Berdasarkan hasil pemeriksaan awal oleh penyidik, terungkap bahwa motif di balik aksi brutal ini bukanlah sekadar ketersinggungan saat berpapasan. Tersangka mengakui bahwa dirinya masih menyimpan dendam yang sangat mendalam terhadap korban. Rasa sakit hati itu muncul karena korban diketahui pernah menjalin hubungan gelap atau berselingkuh dengan istri tersangka di masa lalu, sebuah luka lama yang kembali terbuka saat pertemuan di kebun tersebut.
Dalam kasus ini, polisi telah mengamankan sejumlah barang bukti penting yang berkaitan erat dengan kejadian. Barang bukti tersebut meliputi sebilah pisau sepanjang 25 cm milik tersangka yang digunakan untuk menusuk korban, satu lembar kaos singlet berwarna biru, serta celana pendek coklat milik korban yang ditemukan di lokasi kejadian sebagai bukti penguat atas tindak pidana yang terjadi.
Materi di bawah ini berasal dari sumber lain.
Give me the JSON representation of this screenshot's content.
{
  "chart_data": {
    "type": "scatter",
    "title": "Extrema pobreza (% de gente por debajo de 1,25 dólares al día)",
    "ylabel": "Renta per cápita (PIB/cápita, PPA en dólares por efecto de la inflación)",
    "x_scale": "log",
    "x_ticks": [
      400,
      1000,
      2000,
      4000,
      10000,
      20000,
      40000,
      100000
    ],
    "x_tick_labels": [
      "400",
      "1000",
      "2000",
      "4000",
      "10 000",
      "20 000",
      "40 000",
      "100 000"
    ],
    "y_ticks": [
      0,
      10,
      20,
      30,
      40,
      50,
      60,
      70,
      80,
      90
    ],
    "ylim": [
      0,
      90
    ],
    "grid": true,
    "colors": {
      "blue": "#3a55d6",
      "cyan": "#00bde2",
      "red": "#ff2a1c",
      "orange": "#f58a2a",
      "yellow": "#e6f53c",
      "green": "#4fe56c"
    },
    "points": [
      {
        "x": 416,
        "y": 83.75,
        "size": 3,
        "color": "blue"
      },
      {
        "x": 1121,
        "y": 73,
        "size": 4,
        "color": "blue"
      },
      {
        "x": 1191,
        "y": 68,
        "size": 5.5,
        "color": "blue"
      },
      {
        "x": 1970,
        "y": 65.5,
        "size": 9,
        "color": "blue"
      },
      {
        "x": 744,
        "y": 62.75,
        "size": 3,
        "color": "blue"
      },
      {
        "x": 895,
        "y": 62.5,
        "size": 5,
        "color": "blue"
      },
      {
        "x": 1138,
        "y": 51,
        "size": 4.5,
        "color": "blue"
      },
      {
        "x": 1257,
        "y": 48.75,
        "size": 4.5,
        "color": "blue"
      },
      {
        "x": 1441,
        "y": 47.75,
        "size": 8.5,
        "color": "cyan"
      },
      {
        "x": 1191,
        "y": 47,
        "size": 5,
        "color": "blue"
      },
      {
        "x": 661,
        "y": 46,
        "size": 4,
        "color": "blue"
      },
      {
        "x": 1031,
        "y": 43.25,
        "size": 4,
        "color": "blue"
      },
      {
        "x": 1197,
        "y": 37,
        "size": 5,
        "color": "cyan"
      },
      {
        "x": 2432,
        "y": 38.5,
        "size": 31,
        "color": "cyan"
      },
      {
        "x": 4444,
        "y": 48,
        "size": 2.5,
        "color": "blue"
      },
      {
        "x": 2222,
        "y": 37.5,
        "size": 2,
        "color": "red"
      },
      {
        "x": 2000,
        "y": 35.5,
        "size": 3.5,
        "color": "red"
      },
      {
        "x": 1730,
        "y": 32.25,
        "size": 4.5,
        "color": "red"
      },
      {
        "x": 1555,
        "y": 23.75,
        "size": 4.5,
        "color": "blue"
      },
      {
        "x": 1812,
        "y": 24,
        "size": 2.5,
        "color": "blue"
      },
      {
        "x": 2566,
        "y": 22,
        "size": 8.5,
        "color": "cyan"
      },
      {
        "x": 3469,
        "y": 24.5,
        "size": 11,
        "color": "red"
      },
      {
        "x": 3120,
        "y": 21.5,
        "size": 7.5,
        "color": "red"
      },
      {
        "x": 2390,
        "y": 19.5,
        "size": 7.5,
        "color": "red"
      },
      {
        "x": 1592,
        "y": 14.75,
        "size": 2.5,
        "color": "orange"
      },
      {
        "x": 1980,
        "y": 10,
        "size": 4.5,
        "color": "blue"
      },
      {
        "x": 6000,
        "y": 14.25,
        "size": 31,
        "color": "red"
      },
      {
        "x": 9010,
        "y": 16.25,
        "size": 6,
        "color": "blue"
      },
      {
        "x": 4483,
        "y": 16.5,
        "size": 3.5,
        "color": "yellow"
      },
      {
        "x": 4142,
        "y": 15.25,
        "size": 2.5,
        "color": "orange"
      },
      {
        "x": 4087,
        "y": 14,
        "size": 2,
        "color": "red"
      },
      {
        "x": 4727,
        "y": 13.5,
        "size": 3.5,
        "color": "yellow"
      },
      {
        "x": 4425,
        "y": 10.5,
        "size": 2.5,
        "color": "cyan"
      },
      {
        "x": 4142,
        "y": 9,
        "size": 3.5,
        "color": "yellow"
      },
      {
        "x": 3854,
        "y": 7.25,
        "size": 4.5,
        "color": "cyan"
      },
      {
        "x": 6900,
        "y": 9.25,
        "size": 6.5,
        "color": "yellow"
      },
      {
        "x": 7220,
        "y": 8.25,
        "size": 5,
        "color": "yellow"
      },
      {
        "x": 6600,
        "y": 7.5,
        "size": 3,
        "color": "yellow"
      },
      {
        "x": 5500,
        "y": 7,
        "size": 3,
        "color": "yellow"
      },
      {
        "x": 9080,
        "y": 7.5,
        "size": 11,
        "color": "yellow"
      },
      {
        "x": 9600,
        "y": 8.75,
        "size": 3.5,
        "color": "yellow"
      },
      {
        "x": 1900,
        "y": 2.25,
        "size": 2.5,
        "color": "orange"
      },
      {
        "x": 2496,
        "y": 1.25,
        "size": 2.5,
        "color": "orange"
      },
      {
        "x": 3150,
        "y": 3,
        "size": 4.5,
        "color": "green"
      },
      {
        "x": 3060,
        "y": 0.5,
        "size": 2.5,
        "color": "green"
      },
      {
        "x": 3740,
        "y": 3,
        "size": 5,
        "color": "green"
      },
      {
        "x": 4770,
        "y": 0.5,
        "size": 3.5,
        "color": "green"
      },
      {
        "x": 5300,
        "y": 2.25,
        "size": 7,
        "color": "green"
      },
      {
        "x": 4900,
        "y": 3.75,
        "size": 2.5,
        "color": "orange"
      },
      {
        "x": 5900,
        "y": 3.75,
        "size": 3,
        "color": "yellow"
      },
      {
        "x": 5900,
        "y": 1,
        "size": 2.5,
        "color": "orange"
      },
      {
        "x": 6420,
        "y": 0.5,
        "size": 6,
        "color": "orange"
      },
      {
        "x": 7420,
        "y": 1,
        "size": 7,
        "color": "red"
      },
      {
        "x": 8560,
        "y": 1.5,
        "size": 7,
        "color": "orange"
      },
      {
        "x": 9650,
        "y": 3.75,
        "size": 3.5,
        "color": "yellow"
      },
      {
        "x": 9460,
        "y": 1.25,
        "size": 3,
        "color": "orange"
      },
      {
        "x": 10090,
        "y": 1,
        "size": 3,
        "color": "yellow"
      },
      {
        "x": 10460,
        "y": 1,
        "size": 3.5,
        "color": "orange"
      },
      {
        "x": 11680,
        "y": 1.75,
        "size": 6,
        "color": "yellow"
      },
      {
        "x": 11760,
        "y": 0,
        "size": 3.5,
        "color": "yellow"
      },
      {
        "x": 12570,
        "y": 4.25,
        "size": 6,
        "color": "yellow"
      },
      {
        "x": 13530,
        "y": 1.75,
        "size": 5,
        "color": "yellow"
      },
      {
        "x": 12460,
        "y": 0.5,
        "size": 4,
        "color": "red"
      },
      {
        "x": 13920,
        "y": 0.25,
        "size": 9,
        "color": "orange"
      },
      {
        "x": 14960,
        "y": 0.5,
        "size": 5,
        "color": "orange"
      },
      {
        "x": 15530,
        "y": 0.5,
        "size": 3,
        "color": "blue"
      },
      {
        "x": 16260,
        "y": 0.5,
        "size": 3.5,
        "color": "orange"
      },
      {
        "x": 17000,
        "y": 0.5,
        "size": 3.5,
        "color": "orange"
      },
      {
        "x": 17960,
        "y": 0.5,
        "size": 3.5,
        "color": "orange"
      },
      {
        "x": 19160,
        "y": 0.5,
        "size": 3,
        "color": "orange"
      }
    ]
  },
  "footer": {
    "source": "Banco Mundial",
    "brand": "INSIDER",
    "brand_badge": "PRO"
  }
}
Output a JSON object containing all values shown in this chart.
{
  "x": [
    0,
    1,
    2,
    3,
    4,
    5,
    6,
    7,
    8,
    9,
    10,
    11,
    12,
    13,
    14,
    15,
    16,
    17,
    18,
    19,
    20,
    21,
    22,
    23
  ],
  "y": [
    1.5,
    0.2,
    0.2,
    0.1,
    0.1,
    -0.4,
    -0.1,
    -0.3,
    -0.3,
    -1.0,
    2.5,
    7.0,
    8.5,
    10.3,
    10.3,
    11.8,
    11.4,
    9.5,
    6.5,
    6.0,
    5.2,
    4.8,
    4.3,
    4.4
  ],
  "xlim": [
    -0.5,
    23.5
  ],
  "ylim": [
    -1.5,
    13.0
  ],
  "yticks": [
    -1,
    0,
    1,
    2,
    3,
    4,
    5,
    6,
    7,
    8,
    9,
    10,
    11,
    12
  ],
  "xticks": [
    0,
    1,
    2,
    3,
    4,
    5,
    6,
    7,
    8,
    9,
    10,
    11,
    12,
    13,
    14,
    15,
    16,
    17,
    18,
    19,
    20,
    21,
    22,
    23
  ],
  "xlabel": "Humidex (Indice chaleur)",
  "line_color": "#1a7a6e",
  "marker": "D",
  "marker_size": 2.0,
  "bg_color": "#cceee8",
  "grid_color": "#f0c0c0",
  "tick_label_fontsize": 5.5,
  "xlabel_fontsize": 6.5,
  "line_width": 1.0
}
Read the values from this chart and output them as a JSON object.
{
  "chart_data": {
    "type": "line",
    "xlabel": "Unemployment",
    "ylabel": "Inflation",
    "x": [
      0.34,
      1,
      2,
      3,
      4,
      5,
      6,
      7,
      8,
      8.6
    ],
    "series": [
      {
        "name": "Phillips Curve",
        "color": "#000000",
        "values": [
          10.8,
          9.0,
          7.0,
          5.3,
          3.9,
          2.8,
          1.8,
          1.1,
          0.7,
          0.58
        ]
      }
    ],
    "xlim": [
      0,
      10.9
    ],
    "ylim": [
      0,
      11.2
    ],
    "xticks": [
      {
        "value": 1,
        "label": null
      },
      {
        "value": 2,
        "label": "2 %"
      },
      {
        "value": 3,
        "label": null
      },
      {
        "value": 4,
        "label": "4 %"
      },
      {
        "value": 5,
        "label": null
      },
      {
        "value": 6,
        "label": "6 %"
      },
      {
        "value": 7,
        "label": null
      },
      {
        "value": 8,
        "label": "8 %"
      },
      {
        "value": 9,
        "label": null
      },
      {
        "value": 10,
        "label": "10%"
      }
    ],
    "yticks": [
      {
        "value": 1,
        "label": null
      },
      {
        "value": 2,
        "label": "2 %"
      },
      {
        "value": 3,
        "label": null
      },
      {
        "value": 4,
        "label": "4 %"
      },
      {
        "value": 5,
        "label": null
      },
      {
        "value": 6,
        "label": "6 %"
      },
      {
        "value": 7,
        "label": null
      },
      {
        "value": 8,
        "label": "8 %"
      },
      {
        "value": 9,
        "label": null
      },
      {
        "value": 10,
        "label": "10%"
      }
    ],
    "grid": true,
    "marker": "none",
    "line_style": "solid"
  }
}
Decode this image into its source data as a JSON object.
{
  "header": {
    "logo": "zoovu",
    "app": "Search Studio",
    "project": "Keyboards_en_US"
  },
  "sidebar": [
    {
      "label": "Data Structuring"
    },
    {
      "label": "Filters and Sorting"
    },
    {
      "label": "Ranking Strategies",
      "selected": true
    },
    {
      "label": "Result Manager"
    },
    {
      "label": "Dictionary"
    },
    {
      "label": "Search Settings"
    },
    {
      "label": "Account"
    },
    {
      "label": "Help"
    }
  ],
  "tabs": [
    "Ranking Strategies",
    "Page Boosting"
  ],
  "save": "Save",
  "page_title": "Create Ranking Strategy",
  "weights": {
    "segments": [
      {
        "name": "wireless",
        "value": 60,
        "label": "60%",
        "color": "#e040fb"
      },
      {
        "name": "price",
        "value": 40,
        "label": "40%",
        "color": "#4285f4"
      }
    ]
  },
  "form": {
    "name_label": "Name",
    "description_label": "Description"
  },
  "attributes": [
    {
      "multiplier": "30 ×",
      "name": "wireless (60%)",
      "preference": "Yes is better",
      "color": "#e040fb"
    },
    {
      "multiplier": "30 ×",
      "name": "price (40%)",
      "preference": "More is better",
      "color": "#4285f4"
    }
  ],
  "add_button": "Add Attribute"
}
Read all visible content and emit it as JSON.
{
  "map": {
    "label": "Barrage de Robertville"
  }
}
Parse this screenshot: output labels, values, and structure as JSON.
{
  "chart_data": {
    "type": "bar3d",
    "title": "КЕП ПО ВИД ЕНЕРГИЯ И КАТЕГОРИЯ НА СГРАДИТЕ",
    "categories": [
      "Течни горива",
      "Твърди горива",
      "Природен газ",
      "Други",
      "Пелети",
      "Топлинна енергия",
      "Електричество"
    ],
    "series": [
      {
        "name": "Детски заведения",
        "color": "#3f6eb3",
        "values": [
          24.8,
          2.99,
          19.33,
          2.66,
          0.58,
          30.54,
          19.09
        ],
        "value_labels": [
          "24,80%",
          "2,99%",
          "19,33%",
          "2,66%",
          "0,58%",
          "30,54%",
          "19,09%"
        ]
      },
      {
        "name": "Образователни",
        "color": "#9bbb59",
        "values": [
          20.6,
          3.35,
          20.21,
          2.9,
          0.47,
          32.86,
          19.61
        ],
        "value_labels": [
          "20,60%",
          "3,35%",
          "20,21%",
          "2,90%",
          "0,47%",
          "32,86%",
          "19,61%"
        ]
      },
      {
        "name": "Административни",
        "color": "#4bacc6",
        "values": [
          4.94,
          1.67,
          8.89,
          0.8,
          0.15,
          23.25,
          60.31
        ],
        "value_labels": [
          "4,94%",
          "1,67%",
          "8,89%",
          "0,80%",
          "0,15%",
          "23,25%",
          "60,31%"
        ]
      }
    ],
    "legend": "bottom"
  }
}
Atas perbuatannya, tersangka kini mendekam di sel tahanan Polres OKU dan terancam hukuman berat. Penyidik menyangkakan Pasal 458 ayat (1) jo Pasal 466 ayat (3) Undang-Undang Nomor 1 Tahun 2023 tentang KUHP (Kitab Undang-Undang Hukum Pidana) terkait tindak pidana pembunuhan. Kasus ini telah resmi dilaporkan oleh pihak keluarga korban atas nama pelapor Hadiman dengan nomor laporan LP. B / 101 / V / 2026 / SPKT / RES OKU / Polda Sumsel.